Her merits as a performer include work with the San Diego Ballet, Arizona Ballet Theatre, New Jersey Ballet, and Ballet Teatro del Espacio in Mexico City. Lavagnino toured nationally as a soloist with the Pennsylvania Ballet performing at New York’s City Center and BAM. Lavagnino has performed a range of classical repertoire and contemporary work by choreographers including Balanchine, John Butler, Jose Lémon, Hans Van Manen, and Tere O’Connor, the diversity of these experiences informing the dialogue between classical and contemporary in her work with Cherylyn Lavagnino Dance. www.cherylynlavagnino-dance.com
Noemi Segarra
Noemi Segarra has been a member and significant collaborator with Merian Soto and Pepatian since 1995. In 2004, Noemi Segarra was awarded a Future Faculty Fellowship from Temple University to pursue an M.F.A. in dance choreography. Segarra is interested in form as long as it enables expansive or altered states of consciousness to be mediated in performance. Her medium is the body.
Yolanda Shoshana
Yolanda Shoshana (Shoshi) is a performance artist, writer, producer and abstract painter who uses the arts to explore cultural, social, and political issues. Shoshi has written and performed the solo shows, “The J Flow”, which combines original/traditional poetry and storytelling and “Triple Minority”, about her life and times as a black Jewess.
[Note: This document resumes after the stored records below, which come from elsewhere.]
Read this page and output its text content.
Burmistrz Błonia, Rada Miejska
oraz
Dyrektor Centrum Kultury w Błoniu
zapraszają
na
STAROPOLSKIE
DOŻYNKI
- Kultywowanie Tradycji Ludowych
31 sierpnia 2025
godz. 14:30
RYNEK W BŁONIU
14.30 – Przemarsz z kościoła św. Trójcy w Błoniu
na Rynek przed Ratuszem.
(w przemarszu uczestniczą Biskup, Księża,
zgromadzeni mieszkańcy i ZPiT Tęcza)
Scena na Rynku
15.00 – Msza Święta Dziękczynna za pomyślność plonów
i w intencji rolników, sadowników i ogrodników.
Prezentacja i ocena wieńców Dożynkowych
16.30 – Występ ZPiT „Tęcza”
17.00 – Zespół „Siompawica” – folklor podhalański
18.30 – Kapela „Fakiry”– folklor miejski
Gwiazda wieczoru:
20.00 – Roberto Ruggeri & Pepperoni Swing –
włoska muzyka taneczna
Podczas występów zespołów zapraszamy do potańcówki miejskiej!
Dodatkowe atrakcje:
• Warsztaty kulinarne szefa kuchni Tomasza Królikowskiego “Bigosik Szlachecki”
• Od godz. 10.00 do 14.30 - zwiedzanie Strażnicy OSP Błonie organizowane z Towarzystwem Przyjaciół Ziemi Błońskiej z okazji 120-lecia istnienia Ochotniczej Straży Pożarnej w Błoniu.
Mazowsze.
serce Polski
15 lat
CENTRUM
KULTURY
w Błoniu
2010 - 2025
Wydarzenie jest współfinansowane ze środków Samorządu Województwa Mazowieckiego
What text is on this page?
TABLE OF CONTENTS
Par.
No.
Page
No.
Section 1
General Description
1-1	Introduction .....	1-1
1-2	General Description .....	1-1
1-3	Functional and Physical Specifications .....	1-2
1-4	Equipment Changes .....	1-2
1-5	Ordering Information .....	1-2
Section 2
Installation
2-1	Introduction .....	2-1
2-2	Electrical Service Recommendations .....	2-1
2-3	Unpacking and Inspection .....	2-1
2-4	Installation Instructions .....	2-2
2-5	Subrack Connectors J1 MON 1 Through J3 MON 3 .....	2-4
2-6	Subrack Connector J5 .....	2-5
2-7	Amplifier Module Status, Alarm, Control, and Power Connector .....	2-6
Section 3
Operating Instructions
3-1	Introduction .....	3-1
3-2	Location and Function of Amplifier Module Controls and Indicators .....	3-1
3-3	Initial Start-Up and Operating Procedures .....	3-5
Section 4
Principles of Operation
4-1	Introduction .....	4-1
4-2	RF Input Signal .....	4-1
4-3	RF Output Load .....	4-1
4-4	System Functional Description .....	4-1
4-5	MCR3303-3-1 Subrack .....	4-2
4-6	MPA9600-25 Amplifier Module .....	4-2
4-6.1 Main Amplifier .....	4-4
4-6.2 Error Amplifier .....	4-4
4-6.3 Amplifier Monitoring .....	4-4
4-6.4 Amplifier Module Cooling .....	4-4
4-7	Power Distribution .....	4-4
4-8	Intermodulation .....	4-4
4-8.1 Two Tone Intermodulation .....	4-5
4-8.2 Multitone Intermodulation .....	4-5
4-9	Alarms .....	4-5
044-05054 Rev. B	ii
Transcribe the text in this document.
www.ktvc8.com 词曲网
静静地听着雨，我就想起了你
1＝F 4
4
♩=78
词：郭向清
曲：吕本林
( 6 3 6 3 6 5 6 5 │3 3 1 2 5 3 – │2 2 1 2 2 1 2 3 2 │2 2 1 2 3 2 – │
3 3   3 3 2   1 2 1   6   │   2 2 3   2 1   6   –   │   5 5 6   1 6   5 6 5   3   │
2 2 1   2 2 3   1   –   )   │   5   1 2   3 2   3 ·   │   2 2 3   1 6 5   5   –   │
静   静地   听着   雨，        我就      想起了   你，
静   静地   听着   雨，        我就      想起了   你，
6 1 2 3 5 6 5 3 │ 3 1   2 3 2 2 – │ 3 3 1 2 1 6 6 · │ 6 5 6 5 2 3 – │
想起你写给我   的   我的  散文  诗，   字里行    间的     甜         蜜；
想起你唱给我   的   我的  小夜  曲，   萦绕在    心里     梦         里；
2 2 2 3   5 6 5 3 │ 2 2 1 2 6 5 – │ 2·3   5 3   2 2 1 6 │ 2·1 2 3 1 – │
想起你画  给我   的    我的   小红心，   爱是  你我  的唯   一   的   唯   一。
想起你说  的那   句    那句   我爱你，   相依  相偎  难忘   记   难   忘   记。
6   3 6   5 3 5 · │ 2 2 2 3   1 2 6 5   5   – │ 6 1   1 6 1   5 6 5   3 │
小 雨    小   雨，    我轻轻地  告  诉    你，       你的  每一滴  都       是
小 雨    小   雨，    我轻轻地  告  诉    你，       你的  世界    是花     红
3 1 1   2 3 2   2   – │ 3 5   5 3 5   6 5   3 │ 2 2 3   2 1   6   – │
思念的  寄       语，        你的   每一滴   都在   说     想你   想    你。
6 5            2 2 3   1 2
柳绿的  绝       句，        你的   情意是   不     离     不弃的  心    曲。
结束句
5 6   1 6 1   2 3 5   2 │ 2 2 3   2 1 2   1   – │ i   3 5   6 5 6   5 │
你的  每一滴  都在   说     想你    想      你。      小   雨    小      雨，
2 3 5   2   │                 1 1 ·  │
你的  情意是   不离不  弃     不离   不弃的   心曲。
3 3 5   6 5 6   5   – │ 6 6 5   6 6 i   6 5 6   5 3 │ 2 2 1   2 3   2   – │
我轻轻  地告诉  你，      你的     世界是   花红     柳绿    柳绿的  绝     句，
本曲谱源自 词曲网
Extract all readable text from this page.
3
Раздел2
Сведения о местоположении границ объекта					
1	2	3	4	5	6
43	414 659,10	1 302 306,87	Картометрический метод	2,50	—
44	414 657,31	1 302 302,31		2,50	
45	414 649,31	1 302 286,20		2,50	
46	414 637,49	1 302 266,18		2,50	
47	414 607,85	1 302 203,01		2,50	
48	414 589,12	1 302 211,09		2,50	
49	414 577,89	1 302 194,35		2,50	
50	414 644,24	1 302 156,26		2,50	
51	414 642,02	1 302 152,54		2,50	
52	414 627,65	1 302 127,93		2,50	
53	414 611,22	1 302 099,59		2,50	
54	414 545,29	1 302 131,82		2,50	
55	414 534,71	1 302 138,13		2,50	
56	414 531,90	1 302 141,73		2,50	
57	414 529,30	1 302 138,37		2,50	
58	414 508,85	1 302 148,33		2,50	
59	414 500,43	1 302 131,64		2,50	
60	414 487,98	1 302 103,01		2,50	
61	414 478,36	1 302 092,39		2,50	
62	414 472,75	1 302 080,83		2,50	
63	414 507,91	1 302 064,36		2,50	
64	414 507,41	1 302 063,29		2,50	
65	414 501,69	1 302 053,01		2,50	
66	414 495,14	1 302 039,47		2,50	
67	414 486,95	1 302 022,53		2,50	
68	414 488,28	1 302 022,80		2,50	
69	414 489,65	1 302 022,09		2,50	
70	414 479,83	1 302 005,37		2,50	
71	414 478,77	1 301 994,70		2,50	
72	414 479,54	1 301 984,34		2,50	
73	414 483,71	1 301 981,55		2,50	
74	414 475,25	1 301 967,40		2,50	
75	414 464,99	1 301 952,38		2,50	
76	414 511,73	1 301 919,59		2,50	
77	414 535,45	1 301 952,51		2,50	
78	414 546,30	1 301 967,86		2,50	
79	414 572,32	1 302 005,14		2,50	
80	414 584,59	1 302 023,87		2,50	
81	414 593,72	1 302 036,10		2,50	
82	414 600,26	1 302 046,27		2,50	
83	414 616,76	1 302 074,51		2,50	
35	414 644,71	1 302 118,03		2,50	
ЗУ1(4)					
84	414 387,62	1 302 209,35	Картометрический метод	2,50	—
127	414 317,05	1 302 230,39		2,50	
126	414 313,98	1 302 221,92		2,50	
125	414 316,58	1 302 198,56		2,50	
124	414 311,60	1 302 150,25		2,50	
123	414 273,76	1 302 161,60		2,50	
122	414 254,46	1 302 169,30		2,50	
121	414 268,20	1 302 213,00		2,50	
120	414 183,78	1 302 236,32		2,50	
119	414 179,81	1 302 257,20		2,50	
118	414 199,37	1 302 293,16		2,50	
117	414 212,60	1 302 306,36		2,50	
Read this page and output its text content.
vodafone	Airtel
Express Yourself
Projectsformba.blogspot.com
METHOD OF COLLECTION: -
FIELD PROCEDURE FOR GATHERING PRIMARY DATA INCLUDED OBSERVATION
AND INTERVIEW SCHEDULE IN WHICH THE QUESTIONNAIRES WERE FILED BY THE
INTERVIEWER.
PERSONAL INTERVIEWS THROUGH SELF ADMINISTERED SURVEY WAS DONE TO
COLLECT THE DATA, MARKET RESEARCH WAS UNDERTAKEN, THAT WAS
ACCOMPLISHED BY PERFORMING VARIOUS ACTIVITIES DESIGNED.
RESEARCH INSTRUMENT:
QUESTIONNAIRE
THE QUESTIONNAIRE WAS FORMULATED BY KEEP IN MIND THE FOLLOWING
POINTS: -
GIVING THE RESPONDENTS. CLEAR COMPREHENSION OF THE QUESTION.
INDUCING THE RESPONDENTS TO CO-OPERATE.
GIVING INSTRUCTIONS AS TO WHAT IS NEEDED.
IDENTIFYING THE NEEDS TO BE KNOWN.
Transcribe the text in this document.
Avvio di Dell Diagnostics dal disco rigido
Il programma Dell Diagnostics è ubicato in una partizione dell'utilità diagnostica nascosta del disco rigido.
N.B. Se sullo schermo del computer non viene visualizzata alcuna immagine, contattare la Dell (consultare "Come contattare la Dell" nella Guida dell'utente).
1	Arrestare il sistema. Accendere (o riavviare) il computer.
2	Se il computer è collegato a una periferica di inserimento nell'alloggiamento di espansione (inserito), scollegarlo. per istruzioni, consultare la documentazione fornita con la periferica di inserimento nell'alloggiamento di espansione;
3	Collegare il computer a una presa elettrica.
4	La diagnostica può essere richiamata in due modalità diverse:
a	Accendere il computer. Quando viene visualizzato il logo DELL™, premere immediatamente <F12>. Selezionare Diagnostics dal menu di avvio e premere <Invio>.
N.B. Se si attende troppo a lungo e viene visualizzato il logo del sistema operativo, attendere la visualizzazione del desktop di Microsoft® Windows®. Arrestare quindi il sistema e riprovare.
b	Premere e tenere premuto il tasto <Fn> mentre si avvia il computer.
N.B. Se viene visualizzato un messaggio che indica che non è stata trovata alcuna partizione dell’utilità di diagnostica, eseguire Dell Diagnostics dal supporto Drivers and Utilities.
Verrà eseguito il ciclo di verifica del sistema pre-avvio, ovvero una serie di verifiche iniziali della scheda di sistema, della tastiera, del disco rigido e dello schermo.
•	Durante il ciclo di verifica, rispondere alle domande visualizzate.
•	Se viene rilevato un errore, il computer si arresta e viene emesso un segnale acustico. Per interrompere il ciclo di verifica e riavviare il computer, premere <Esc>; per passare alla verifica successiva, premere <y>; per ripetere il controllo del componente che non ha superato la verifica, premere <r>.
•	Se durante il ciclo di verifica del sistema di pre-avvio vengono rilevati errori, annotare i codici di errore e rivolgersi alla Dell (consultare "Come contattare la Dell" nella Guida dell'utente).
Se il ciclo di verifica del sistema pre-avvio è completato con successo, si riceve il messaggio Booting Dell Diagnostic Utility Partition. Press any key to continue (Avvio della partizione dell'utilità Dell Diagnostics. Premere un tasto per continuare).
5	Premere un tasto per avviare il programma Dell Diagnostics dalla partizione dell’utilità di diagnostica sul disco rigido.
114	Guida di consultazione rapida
She is the founder and creative director for Pixie Pop, a production company that creates an intersection between the arts/media and civic dialogue. Pixie Pop’s main mission is to produce arts, media, and events that focus on global issues of the human condition. The two current projects for Pixie Pop are producing and staging “Yentl‘s Revenge” a one-woman show about Jewish feminists who are reclaiming Judaism in their own terms and a new talk show. Shoshi has served on the boards of the Association of Independent Video and Filmmakers, Step Up New York, and The UJA Federation. You can catch Shoshi bi-weekly on Mondays on Channel 56 in Manhattan on her talk show “Schmoozin’ with Shoshi”.
Jill Melanie Wirth
Jill Melanie Wirth is an actress, singer, and writer of one-person-one-acts. Her works include: LONG TERM CARE, LIFE SUPPORT, ROBESON AT PEEKSKILL, THIS IS FOR YOU DAISY ELLINGTON, THE FANNY KEMBLE STORY, STOP SPINNING!, STOP RUSHING!, LITTLE WHITE LIES, and INDIAN LOVE CALL. Her one-person-one-act "dramedies" have been commissioned for Off-Broadway, Marjorie Eliot's Parlor Entertainment, and André De Shields' Black History Month productions. Jill has performed at Lincoln Center, Playwrights Horizons, Carnegie Hall, BAM, Vineyard Theatre, York Theatre, La Mama E.T.C., and on the London stage in Andrew Vachss' BORN BAD. Jill Melanie Wirth is proud to serve on the Advisory Board of PROTECT, the National Association to Protect Children.